DU BON USAGE DE LA «SOUPAPE»
La pratique en matière de presse écrite est édifiante sur la manière de
faire des autorités. La presse écrite privée, après des intentions initiales, a
été transformée en soupape et en un faire-valoir commode et la preuve, contestable,
d'une ouverture politique. Il n'est pas sûr que pour l'audiovisuel - que l'on
présume toujours «dangereux» -, l'on accepte qu'il joue la fonction de soupape.
On attendra de voir, sur pièces, la traduction de cette promesse d'ouverture. Il
faut cependant saluer sans hésiter l'idée de lancer des projets de formation
des journalistes et des autres métiers de l'audiovisuel. Dans ce domaine, le
retard est considérable. L'inflation très politique des titres a entraîné un
essaimage des journalistes bien formés et a empêché la fonction, essentielle, de
transmission aux nouveaux journalistes arrivants. Pour l'audiovisuel, le
blocage de l'ouverture a occasionné des retards considérables sur des métiers
importants qui vont cruellement faire défaut aux futures télévisions et radios.

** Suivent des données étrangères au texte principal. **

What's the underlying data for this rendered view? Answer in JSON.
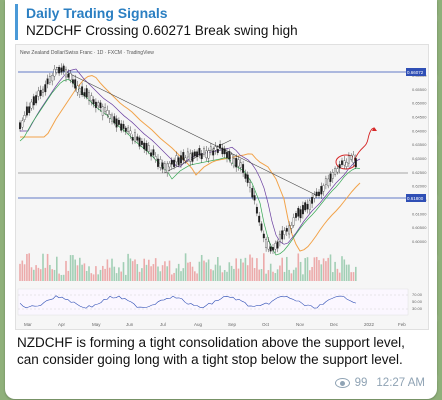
{
  "post": {
    "channel_title": "Daily Trading Signals",
    "reply_text": "NZDCHF Crossing 0.60271 Break swing high",
    "caption": "NZDCHF is forming a tight consolidation above the support level, can consider going long with a tight stop below the support level.",
    "views": "99",
    "time": "12:27 AM"
  },
  "chart": {
    "header_text": "New Zealand Dollar/Swiss Franc · 1D · FXCM · TradingView",
    "months": [
      "Mar",
      "Apr",
      "May",
      "Jun",
      "Jul",
      "Aug",
      "Sep",
      "Oct",
      "Nov",
      "Dec",
      "2022",
      "Feb"
    ],
    "price_ticks": [
      "0.66000",
      "0.65500",
      "0.65000",
      "0.64500",
      "0.64000",
      "0.63500",
      "0.63000",
      "0.62500",
      "0.62000",
      "0.61500",
      "0.61000",
      "0.60500",
      "0.60000"
    ],
    "resistance_label": "0.66072",
    "support_label": "0.61800",
    "rsi_ticks": [
      "70.00",
      "50.00",
      "30.00"
    ],
    "colors": {
      "candle": "#1a1a1a",
      "resistance": "#2f4fb5",
      "ma_orange": "#f2a34a",
      "ma_purple": "#6a3fa0",
      "ma_green": "#36a853",
      "forecast": "#d62828",
      "volume_up": "#7fbf9a",
      "volume_down": "#e88a8a",
      "rsi": "#2f4fb5"
    }
  }
}
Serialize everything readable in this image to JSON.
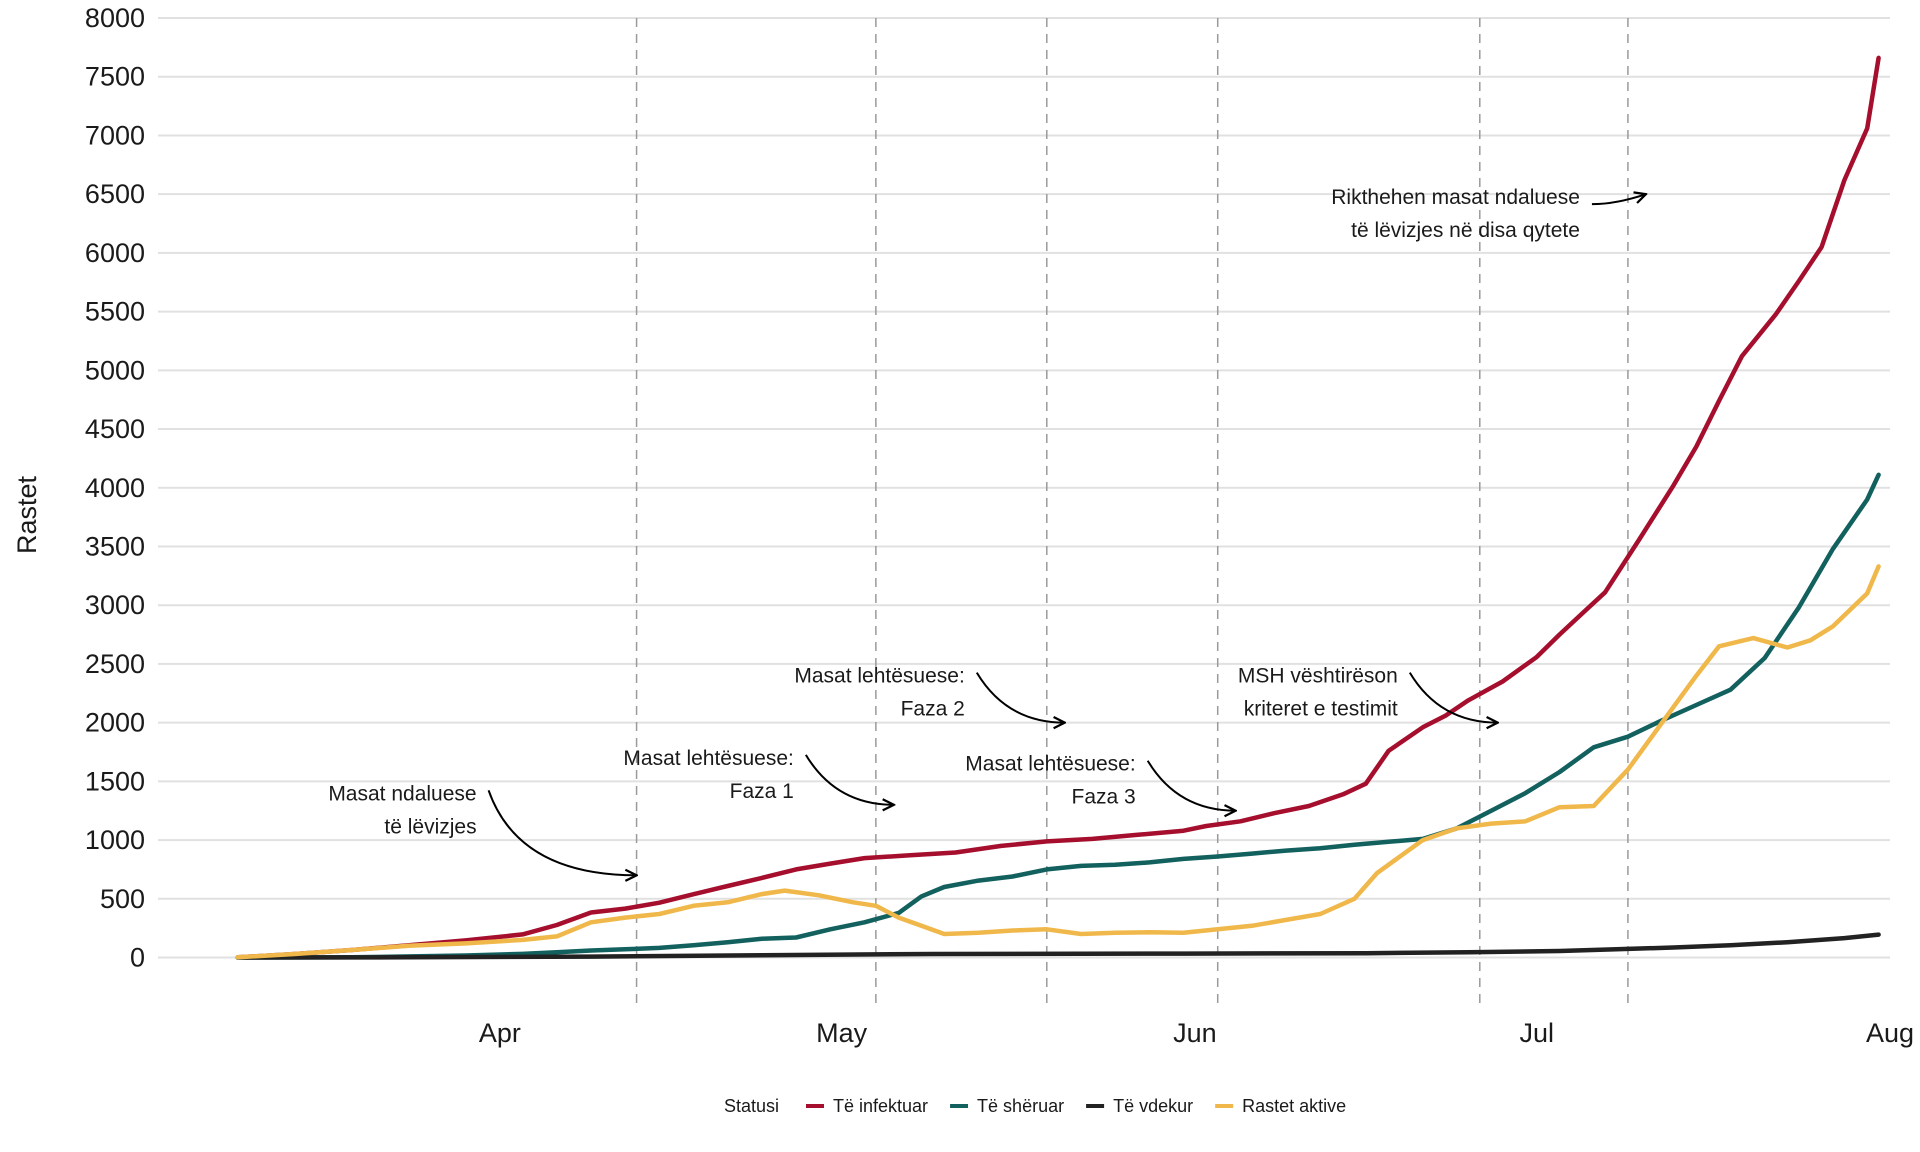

En réalité, et sans entrer dans le détail des textes, il en va de la loi sur
l'information comme il en va de la Constitution: elle peut être belle, ouverte et
moderne sans que cela ne change rien à la réalité. M. Nacer
Mehal a été journaliste et donc il a une connaissance
qui n'est pas seulement théorique de l'impérieux besoin de mise à niveau du
système d'information national. On peut ne pas douter de sa sincérité non
seulement sur les constats, sur les changements nécessaires à apporter et sur
son attachement à l'exercice «plein et entier» des libertés. On reste beaucoup
plus circonspect à l'égard de la sincérité du processus d'ouverture politique
global promis par le régime. Or, c'est de la nature de cette ouverture que
dépend la sortie des faux-semblants algériens où les textes n'existent que pour
ne pas être appliqués. Ou pour n'être appliqués que dans leur volet répressif.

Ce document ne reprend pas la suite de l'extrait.